The rest — about $31,300 — was spent on salaries, bank fees, legal services, payroll taxes and accounting services.

In the first nine months of this year, FEC filings show Outreach Calling has received $1.3 million out of $1.5 million spent by the PAC. Hampton received $75,000. None of the money went to candidate committees.

So far, Put Vets First! PAC appears to be the only federal PAC using Outreach Calling as a fundraiser, according to an analysis of FEC filings.

But one of Outreach Calling’s subcontractors, Eatontown, N.J.-based Residential Programs, also has expanded from the charity world into politics. (Residential Programs did not respond to a message left in person or to several phone calls.)

The company is now raising money for the Coalition for American Veterans, a super PAC with a P.O. Box in Alexandria, Virginia. The treasurer for the super PAC, which may raise and spend unlimited amounts of money to advocate for and against politicians, is Brent Evans, who could not be reached for comment. A former treasurer, Thomas Datwyler, declined to comment.

Out of $646,500 the super PAC spent in the first nine months of this year, telemarketers have received more than $595,000. The rest has gone to fundraising consulting and bank fees, according to federal disclosure reports.

Colton Strawser, a spokesman for the Coalition for American Veterans, said the super PAC is spending a large portion of its money on fundraising because it recently reopened after a period of inactivity and is trying to grow.

Strawser would not divulge the identities of the founders of the super PAC. He said they did not wish to speak to a reporter.

Massachusetts resident Karen Tyler got a call on her cell phone from someone who wanted her to donate $100 to the Coalition for American Veterans.

Tyler, who works in the Massachusetts Department of Veterans Services, prefers to give to local charities, and she doesn’t respond to unsolicited requests for money, so she told the caller no.

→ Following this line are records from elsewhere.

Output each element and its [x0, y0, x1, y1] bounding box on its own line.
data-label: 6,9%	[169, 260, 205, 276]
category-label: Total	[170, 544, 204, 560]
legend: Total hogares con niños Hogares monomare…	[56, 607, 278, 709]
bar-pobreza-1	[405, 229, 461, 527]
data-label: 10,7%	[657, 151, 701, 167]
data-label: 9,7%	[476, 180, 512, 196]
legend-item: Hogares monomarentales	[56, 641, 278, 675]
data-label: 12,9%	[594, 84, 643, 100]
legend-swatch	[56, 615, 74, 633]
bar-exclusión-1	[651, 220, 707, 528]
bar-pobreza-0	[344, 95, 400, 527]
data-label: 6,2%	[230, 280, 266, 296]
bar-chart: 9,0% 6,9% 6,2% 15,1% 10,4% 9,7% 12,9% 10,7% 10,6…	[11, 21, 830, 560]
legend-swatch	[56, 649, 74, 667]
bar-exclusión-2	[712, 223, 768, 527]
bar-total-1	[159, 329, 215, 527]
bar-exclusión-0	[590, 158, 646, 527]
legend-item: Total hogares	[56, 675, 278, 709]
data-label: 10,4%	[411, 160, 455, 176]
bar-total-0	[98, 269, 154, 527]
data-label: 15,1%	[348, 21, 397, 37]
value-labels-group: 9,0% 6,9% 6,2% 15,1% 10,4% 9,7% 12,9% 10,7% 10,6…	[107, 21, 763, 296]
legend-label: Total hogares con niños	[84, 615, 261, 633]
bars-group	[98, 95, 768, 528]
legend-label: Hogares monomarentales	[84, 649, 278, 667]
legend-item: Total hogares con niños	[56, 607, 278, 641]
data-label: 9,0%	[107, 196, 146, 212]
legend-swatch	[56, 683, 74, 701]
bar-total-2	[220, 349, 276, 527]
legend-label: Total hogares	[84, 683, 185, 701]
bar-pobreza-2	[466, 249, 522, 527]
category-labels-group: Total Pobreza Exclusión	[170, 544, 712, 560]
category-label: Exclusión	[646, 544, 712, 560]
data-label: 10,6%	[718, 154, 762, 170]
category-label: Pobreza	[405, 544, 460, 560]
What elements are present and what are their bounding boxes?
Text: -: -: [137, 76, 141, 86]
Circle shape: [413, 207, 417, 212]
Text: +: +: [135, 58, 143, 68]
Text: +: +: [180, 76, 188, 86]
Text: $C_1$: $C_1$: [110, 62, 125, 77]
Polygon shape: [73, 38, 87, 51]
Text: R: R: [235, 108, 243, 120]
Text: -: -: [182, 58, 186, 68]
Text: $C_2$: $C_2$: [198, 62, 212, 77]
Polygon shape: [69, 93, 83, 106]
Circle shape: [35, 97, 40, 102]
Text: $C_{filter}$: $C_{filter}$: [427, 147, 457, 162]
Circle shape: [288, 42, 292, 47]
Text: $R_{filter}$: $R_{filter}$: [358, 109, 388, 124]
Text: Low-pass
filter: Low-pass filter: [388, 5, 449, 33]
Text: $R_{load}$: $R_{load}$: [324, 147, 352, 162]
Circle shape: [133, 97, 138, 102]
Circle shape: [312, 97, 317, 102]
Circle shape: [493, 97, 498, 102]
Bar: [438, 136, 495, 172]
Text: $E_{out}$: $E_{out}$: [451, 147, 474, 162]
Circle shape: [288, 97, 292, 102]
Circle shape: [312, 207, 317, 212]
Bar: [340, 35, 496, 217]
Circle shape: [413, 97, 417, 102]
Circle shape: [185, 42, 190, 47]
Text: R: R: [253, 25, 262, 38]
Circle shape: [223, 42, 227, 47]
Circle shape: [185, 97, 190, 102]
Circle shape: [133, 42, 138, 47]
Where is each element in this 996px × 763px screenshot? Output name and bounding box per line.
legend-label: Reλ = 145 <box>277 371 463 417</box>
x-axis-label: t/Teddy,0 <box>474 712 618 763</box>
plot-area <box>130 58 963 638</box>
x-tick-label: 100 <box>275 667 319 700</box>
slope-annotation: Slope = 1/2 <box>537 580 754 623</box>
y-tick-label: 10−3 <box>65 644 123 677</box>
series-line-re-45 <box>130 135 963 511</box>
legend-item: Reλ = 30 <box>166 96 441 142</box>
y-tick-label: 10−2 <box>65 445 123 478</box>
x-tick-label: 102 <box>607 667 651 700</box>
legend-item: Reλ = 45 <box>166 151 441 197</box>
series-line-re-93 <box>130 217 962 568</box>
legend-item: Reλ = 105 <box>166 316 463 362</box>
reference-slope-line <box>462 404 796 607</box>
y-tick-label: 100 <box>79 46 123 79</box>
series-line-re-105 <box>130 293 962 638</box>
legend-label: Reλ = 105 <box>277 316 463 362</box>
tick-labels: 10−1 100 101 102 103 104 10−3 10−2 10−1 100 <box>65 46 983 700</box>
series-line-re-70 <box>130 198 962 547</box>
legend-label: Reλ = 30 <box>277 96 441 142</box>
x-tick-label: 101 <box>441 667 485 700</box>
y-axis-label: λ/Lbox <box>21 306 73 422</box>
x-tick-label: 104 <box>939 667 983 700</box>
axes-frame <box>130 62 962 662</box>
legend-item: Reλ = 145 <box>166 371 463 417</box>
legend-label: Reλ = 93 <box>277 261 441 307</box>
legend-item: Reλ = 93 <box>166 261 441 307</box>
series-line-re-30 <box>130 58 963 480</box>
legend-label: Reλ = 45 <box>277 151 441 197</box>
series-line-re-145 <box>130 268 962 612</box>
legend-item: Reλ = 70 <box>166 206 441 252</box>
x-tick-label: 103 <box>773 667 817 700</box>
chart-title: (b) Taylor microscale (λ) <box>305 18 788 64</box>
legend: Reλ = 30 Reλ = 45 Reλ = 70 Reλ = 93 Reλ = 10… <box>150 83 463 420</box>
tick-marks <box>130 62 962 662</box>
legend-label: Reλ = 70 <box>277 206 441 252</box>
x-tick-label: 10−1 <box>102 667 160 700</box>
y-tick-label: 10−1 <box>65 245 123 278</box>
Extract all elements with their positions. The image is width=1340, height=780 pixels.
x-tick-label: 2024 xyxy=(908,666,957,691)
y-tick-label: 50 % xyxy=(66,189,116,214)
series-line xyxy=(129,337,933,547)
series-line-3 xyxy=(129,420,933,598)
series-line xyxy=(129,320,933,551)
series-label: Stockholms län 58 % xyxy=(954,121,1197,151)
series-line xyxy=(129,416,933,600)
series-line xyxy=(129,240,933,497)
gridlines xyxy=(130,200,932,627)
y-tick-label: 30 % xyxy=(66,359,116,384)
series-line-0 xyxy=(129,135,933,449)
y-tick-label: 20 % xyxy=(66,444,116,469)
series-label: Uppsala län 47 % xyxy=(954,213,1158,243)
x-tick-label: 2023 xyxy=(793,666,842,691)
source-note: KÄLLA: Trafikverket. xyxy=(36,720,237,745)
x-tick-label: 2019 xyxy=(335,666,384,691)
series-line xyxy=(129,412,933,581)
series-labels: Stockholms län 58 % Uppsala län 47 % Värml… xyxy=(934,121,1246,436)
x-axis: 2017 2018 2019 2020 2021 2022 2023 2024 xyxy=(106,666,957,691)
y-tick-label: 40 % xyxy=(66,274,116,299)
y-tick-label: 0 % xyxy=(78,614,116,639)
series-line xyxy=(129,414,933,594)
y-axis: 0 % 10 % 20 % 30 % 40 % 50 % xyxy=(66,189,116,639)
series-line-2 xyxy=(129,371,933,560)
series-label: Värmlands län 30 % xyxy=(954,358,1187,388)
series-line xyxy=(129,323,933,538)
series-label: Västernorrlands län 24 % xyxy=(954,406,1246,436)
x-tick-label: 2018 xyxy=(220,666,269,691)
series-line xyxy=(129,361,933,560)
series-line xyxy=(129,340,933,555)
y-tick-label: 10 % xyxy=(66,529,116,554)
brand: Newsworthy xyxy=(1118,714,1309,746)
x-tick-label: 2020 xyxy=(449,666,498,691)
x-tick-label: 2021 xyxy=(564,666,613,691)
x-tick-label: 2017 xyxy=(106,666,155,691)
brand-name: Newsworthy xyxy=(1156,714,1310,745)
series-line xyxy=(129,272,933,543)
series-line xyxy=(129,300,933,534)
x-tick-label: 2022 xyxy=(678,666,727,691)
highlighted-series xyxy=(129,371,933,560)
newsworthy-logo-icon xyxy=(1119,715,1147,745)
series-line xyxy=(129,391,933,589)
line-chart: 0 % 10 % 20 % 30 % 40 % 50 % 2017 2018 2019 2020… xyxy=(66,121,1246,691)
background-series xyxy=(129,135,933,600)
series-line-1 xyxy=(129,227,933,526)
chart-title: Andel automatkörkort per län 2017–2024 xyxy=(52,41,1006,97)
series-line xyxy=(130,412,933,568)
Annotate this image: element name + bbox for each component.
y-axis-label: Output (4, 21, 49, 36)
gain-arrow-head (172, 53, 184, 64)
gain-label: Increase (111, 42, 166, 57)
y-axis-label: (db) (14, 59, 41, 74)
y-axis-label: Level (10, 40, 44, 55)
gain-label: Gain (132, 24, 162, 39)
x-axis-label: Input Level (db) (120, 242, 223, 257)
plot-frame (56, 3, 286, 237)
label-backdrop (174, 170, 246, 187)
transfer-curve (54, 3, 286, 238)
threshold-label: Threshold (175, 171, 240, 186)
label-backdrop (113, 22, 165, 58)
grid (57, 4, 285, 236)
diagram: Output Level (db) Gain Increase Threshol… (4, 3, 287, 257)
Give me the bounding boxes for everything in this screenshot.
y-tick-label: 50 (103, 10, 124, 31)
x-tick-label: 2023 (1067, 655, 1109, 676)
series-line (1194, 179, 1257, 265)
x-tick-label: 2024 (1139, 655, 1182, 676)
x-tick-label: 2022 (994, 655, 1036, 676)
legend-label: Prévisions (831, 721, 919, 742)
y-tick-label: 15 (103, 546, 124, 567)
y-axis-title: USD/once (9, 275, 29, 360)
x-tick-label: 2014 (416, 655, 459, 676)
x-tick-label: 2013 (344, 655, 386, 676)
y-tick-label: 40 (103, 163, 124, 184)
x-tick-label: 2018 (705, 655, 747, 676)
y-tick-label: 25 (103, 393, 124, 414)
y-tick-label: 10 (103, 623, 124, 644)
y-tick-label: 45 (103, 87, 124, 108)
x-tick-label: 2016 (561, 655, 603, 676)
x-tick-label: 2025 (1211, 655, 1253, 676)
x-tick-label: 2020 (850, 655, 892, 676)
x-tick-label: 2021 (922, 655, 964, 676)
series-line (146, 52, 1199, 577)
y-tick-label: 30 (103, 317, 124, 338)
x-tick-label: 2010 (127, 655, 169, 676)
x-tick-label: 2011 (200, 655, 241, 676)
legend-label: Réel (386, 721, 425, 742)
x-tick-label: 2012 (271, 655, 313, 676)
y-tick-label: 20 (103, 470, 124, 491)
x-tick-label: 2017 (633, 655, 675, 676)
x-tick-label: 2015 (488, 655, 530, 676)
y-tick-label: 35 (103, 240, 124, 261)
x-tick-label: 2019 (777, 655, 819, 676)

“They said to me, ‘What do you mean? Don’t you care about veterans?’” Tyler recalled. “And I was like, ‘Hold on here. I eat, breathe and sleep veterans issues.’”

Paul S. Ryan, vice president of policy and litigation at Common Cause, said there’s no federal campaign finance law requirement that super PACs or any political committee actually spend money on elections.

“People who set up a super PAC could use the money to buy a yacht and sail off into the sunset drinking margaritas without violating any federal campaign finance law,” Ryan said. “Super PACs that depend on major donor funding would never do so because the political professionals who run the PACs would destroy their professional reputations.”

As so-called “non-connected committees,” the Coalition for American Veterans and the Put Vets First! PAC fall into a gap in regulation between the Federal Election Commission and the Federal Trade Commission, said Brett G. Kappel, government affairs and public policy partner with the law firm Akerman LLP.

“Unscrupulous people have moved into this gap and are taking advantage of it because it’s there,” Kappel said.

The FEC cannot change its regulations to address this gap unless the law is changed, Kappel said. FEC officials have asked Congress to expand its fraud jurisdiction for at least a decade, to no avail.

Brendan Fischer, director of the federal and FEC reform program at the Campaign Legal Center, said he hasn’t seen fundraisers in the charity realm moving into the largely unregulated world of political action committees, but it makes sense.

“I wouldn’t be surprised if opportunists, if fundraising opportunists, are seeing … PACs as a new way to make money off of unsuspecting, well-intentioned donors,” he said.

Sarbanes, a vocal opponent of super PACs, condemned their use as fundraising mechanisms.

“The bottom line is this,” Sarbanes said. “The more money that sloshes around in our political system, the more opportunity there’s going to be … to take advantage of that and try to make a fast buck.”